[Csv] Module question...

Thu Jan 30 12:31:06 CET 2003

>>>>> "Kevin" == Kevin Altis <altis at semi-retired.com> writes:

>> From: Andrew McNamara
>> 
>> >> The way we've speced it, the module only deals with file
>> objects. I >> wonder if there's any need to deal with strings,
>> rather than files?
>> 
>> BTW, I'm asking this because it's something that will come back to
>> haunt us if we get it wrong - it's something we need to make the
>> right call on.

Kevin> Agreed, in fact I'm now reconsidering my position.

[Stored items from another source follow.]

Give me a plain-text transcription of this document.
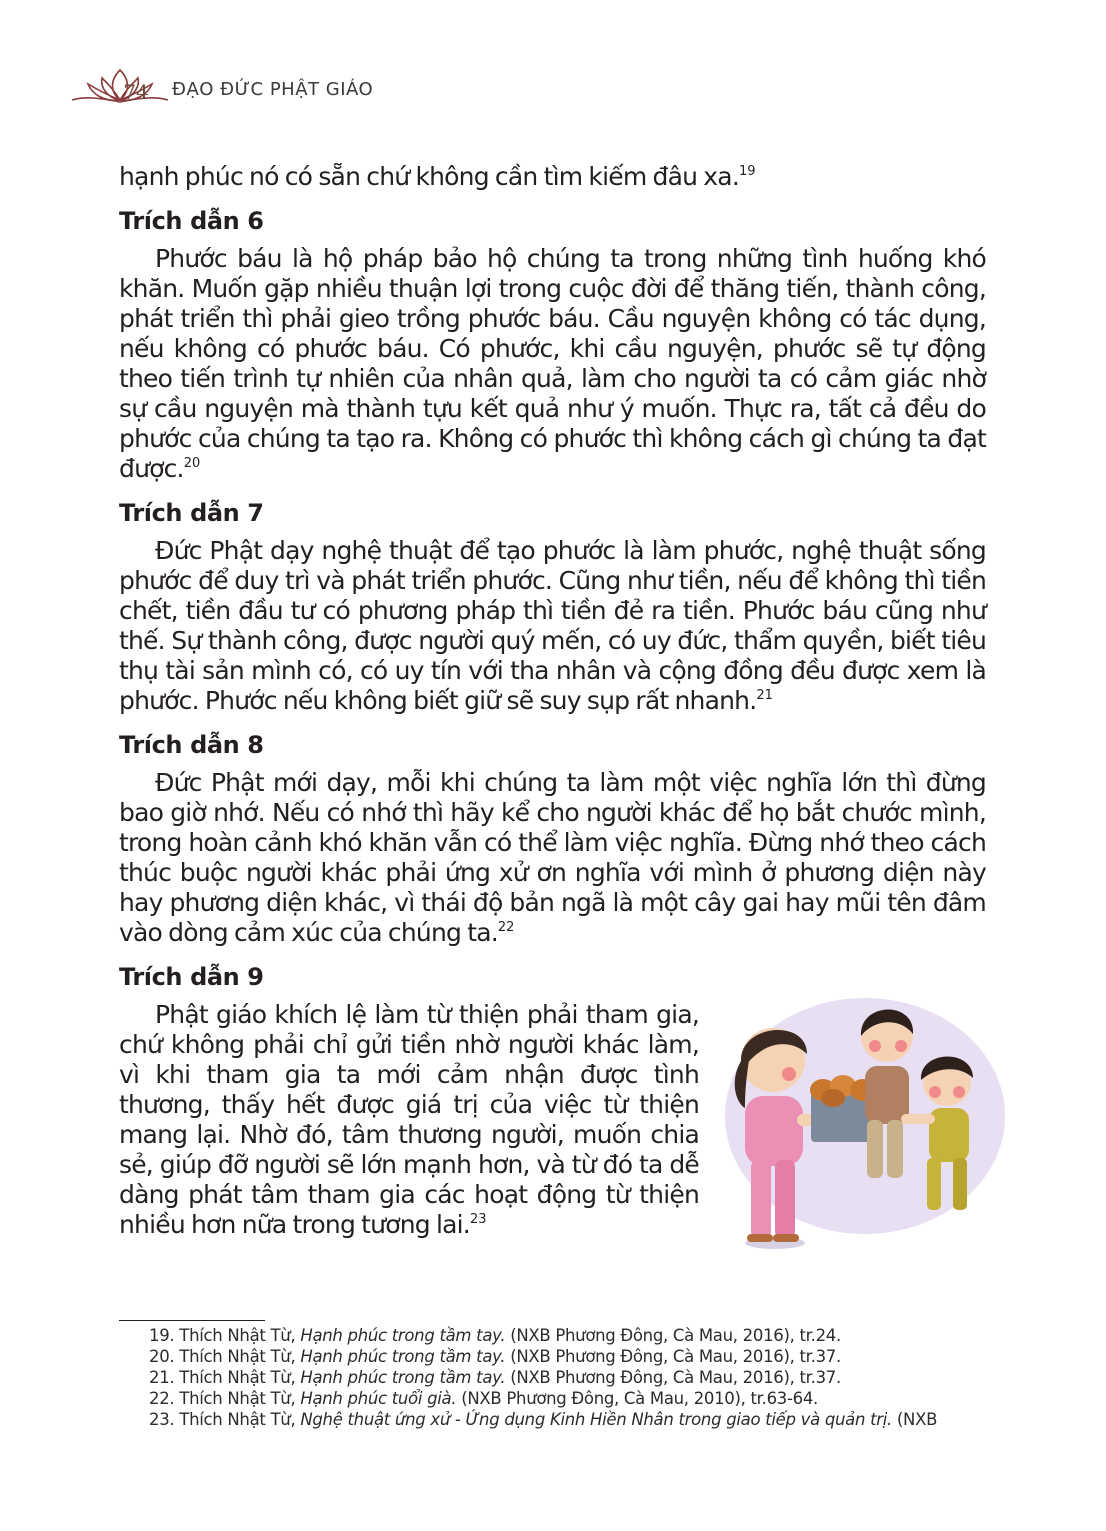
74	ĐẠO ĐỨC PHẬT GIÁO

hạnh phúc nó có sẵn chứ không cần tìm kiếm đâu xa.$^{19}$

Trích dẫn 6

Phước báu là hộ pháp bảo hộ chúng ta trong những tình huống khó khăn. Muốn gặp nhiều thuận lợi trong cuộc đời để thăng tiến, thành công, phát triển thì phải gieo trồng phước báu. Cầu nguyện không có tác dụng, nếu không có phước báu. Có phước, khi cầu nguyện, phước sẽ tự động theo tiến trình tự nhiên của nhân quả, làm cho người ta có cảm giác nhờ sự cầu nguyện mà thành tựu kết quả như ý muốn. Thực ra, tất cả đều do phước của chúng ta tạo ra. Không có phước thì không cách gì chúng ta đạt được.$^{20}$

Trích dẫn 7

Đức Phật dạy nghệ thuật để tạo phước là làm phước, nghệ thuật sống phước để duy trì và phát triển phước. Cũng như tiền, nếu để không thì tiền chết, tiền đầu tư có phương pháp thì tiền đẻ ra tiền. Phước báu cũng như thế. Sự thành công, được người quý mến, có uy đức, thẩm quyền, biết tiêu thụ tài sản mình có, có uy tín với tha nhân và cộng đồng đều được xem là phước. Phước nếu không biết giữ sẽ suy sụp rất nhanh.$^{21}$

Trích dẫn 8

Đức Phật mới dạy, mỗi khi chúng ta làm một việc nghĩa lớn thì đừng bao giờ nhớ. Nếu có nhớ thì hãy kể cho người khác để họ bắt chước mình, trong hoàn cảnh khó khăn vẫn có thể làm việc nghĩa. Đừng nhớ theo cách thúc buộc người khác phải ứng xử ơn nghĩa với mình ở phương diện này hay phương diện khác, vì thái độ bản ngã là một cây gai hay mũi tên đâm vào dòng cảm xúc của chúng ta.$^{22}$

Trích dẫn 9

Phật giáo khích lệ làm từ thiện phải tham gia, chứ không phải chỉ gửi tiền nhờ người khác làm, vì khi tham gia ta mới cảm nhận được tình thương, thấy hết được giá trị của việc từ thiện mang lại. Nhờ đó, tâm thương người, muốn chia sẻ, giúp đỡ người sẽ lớn mạnh hơn, và từ đó ta dễ dàng phát tâm tham gia các hoạt động từ thiện nhiều hơn nữa trong tương lai.$^{23}$

19. Thích Nhật Từ, Hạnh phúc trong tầm tay. (NXB Phương Đông, Cà Mau, 2016), tr.24.

20. Thích Nhật Từ, Hạnh phúc trong tầm tay. (NXB Phương Đông, Cà Mau, 2016), tr.37.

21. Thích Nhật Từ, Hạnh phúc trong tầm tay. (NXB Phương Đông, Cà Mau, 2016), tr.37.

22. Thích Nhật Từ, Hạnh phúc tuổi già. (NXB Phương Đông, Cà Mau, 2010), tr.63-64.

23. Thích Nhật Từ, Nghệ thuật ứng xử - Ứng dụng Kinh Hiền Nhân trong giao tiếp và quản trị. (NXB
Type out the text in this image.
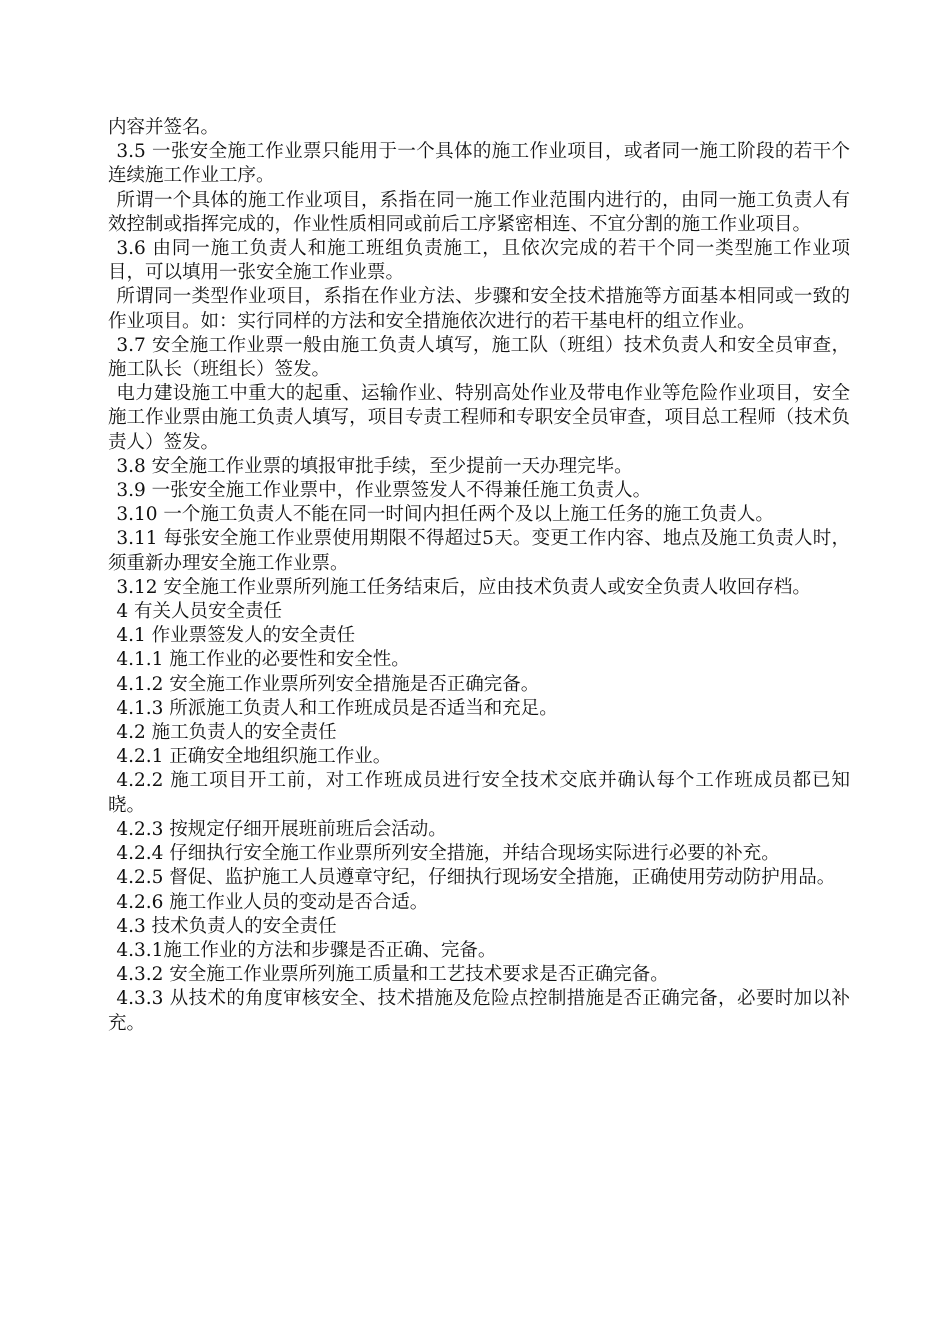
内容并签名。

3.5 一张安全施工作业票只能用于一个具体的施工作业项目，或者同一施工阶段的若干个连续施工作业工序。

所谓一个具体的施工作业项目，系指在同一施工作业范围内进行的，由同一施工负责人有效控制或指挥完成的，作业性质相同或前后工序紧密相连、不宜分割的施工作业项目。

3.6 由同一施工负责人和施工班组负责施工，且依次完成的若干个同一类型施工作业项目，可以填用一张安全施工作业票。

所谓同一类型作业项目，系指在作业方法、步骤和安全技术措施等方面基本相同或一致的作业项目。如：实行同样的方法和安全措施依次进行的若干基电杆的组立作业。

3.7 安全施工作业票一般由施工负责人填写，施工队（班组）技术负责人和安全员审查，施工队长（班组长）签发。

电力建设施工中重大的起重、运输作业、特别高处作业及带电作业等危险作业项目，安全施工作业票由施工负责人填写，项目专责工程师和专职安全员审查，项目总工程师（技术负责人）签发。

3.8 安全施工作业票的填报审批手续，至少提前一天办理完毕。

3.9 一张安全施工作业票中，作业票签发人不得兼任施工负责人。

3.10 一个施工负责人不能在同一时间内担任两个及以上施工任务的施工负责人。

3.11 每张安全施工作业票使用期限不得超过5天。变更工作内容、地点及施工负责人时，须重新办理安全施工作业票。

3.12 安全施工作业票所列施工任务结束后，应由技术负责人或安全负责人收回存档。

4 有关人员安全责任

4.1 作业票签发人的安全责任

4.1.1 施工作业的必要性和安全性。

4.1.2 安全施工作业票所列安全措施是否正确完备。

4.1.3 所派施工负责人和工作班成员是否适当和充足。

4.2 施工负责人的安全责任

4.2.1 正确安全地组织施工作业。

4.2.2 施工项目开工前，对工作班成员进行安全技术交底并确认每个工作班成员都已知晓。

4.2.3 按规定仔细开展班前班后会活动。

4.2.4 仔细执行安全施工作业票所列安全措施，并结合现场实际进行必要的补充。

4.2.5 督促、监护施工人员遵章守纪，仔细执行现场安全措施，正确使用劳动防护用品。

4.2.6 施工作业人员的变动是否合适。

4.3 技术负责人的安全责任

4.3.1施工作业的方法和步骤是否正确、完备。

4.3.2 安全施工作业票所列施工质量和工艺技术要求是否正确完备。

4.3.3 从技术的角度审核安全、技术措施及危险点控制措施是否正确完备，必要时加以补充。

When I originally wrote the Object Craft parser I thought about these
things too.  I eventually settled on the current interface.  To use
the stuff in CVS now, this is what the interface looks like:

    csvreader = _csv.parser()
    for line in file("some.csv"):
        row = csvreader.parse(line)
        if row:
            process(row)

The reason I settled on this interface was that it placed only the
performance critical code into the extension module.  All policy
decisions about where the CSV data would come from were pushed back
into the application.

The current PEP is only a slight variation on this, but it is a nice
variation.  The variation pushes the conditional in the loop into the
reader and thereby exposes a much nicer interface.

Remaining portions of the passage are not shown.